The oxidation of 3,4-dihydroxyphenylalanine (DOPA) was studied by spectrophotometric methods at pH 6.8. In the presence of L- or D-DOPA, a color development occurred in the presence of the following substances as measured by increase in absorption both at 540 nm and 480 nm: hyaluronic acid, trypsinized human skin and umbilical cord extract, trypsin treated rat tissue from subcutaneous rat leproma, trypsin treated M. lepraemurium isolated from rat lepromata, and trypsinized M. leprae isolated from non-treated lepromatous leprosy cases. Normal human skin and connective tissue extract and nontrypsinized connective tissue of rat leprosy granuloma did not oxidize DOPA. While the trypsin-treated partially purified M. leprae suspension oxidized DOPA at both wave-lengths, the hyaluronidase-treated same suspension of M. leprae failed to oxidize these phenolic compounds. Mushroom tyrosinase oxidized D-DOPA, L-DOPA, epinephrine and norepinephrine at 480 nm. Hyaluronic acid also oxidized epinephrine and norepinephrine at both wave-lengths. Since it is known that M. leprae in the human host is closely associated with the presence of the acid mucopolysaccharides of the skin, and since acid mucopolysaccharides and skin constituents strongly oxidized DOPA, and since the hyaluronidase treated M. leprae failed to oxidize DOPA, it became evident that hyaluronic acid and not M. leprae is responsible for DOPA oxidation, and phenolase activity is not associated with the metabolism of M. leprae.

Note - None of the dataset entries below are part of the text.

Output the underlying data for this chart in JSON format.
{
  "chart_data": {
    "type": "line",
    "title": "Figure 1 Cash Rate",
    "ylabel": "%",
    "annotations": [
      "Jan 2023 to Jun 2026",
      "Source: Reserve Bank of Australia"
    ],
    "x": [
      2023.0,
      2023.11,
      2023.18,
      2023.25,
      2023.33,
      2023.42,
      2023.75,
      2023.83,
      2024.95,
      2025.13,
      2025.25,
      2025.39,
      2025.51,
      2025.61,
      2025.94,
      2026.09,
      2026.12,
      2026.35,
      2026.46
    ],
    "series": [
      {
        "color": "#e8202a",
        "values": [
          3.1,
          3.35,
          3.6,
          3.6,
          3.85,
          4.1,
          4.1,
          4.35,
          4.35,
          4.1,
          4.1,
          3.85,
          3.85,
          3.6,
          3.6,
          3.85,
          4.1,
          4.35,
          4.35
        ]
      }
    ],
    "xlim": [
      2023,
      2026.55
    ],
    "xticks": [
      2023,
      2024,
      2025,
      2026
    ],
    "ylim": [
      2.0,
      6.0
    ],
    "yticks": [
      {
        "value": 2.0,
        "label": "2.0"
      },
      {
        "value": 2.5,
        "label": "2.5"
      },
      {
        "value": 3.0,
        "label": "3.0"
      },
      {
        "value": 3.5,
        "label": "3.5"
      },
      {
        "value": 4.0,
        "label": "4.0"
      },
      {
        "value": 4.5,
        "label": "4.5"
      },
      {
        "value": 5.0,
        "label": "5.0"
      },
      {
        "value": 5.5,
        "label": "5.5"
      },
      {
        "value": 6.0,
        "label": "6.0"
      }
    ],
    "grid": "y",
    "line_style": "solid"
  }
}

Evidence is presented that DOPA is not a unique characteristic of the human leprosy bacillus. For instance, trypsin-treated murine leprosy bacilli from the rat strongly oxidized DOPA. The reaction of DOPA oxidation, therefore, must be rejected as a test for the identification of M. leprae. The obtained results confirmed the pertinent findings of Skinsnes and his co-workers.